Sobre la conveniencia de la devoción a San José en los tiempos actuales

 

En los últimos meses la devoción a San José ha experimentado un nuevo impulso en la Arquidiócesis de Santiago de Chile gracias a la difusión de una versión adaptada de la novena compuesta en el siglo XVII por el ilustre jesuita francés Louis Lallemant (cfr. recuadro). Esta novena, a la que el Arzobispo Ricardo, Cardenal Ezzati, otorgó indulgencia parcial, se reza mediante cuatro breves “visitas” que el creyente realiza a san José durante cada uno de los nueve días que dura la novena, meditando sucesivamente en cada “visita”: la vida interior, la obediencia, el amor a María y el amor a Cristo de San José.

Este feliz acontecimiento puede oportunamente llevarnos a reconsiderar la misión del Santo Patriarca en la vida de la Iglesia, en particular, en este año en el que la Iglesia se ve necesitada de tantos auxilios, como por ejemplo, en relación a tantos cristianos perseguidos, o en relación al próximo Sínodo de la Familia, o también en relación a este año dedicado a la Vida Consagrada y tantos otros acontecimientos de la Iglesia y del mundo por el cual sería de provecho incalculable recurrir a su protección.

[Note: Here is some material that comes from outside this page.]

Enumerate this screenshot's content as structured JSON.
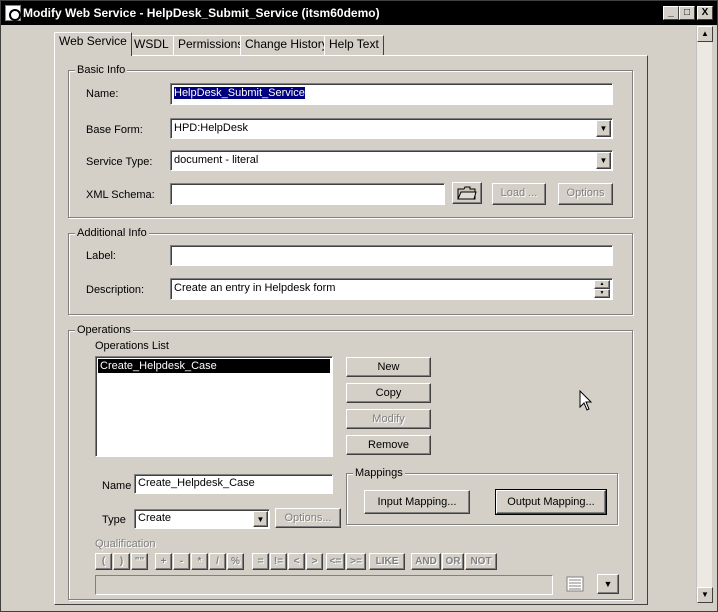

No han faltado quienes piensan que san José ocupa en la fe cristiana un lugar secundario, de poca importancia, y que su único “mérito” consiste en haber sido elegido para casarse con María y cuidar de Ella y su Divino Hijo. Tanto el Magisterio de la Iglesia, como el de los santos nos dicen lo contrario. Cabe, por ejemplo, recordar las enseñanzas de San Bernardino de Siena: “La norma general que regula la concesión de gracias singulares a una criatura racional determinada es la de que, cuando la gracia divina elige a alguien para otorgarle una gracia singular o para ponerle en un estado preferente, le concede todos aquellos carismas que son necesarios para el ministerio que dicha persona ha de desempeñar. Esta norma se ha verificado de un modo excelente en San José, padre putativo de nuestro Señor Jesucristo y verdadero esposo de la Reina del universo y Señora de los ángeles. José fue elegido por el eterno Padre como protector y custodio fiel de sus principales tesoros, esto es, de su Hijo y de su Esposa, y cumplió su oficio con insobornable fidelidad. […].  Si relacionamos a José con la Iglesia universal de Cristo, ¿no es este el hombre privilegiado y providencial, por medio del cual la entrada de Cristo en el mundo se desarrolló de una manera ordenada y sin escándalos? Si es verdad que la Iglesia entera es deudora a la Virgen Madre por cuyo medio recibió a Cristo, después de María es San José a quien debe un agradecimiento y una veneración singular. José viene a ser el broche del Antiguo Testamento, broche en el que fructifica la promesa hecha a los Patriarcas y los Profetas. Sólo él poseyó de una manera corporal lo que para ellos había sido mera promesa. No cabe duda de que Cristo no sólo no se ha desdicho de la familiaridad y respeto que tuvo con él durante su vida mortal como si fuera su padre, sino que la habrá completado y perfeccionado en el cielo” (Sermo 2, de S. Ioseph: Opera 7, 16. 27-30).Desconocer esta doctrina, equivale a olvidar que la salvación del mundo vino por un matrimonio, como afirmó Juan Pablo II en la Exhortación Apostólica Redemptoris Custos: “Y he aquí que en el umbral del Nuevo Testamento, como ya al comienzo del Antiguo, hay una pareja. Pero, mientras la de Adán y Eva había sido fuente del mal que ha inundado al mundo, la de José y María constituye el vértice, por medio del cual la santidad se esparce por toda la tierra. El Salvador ha iniciado la obra de la salvación con esta unión virginal y santa” (n°7).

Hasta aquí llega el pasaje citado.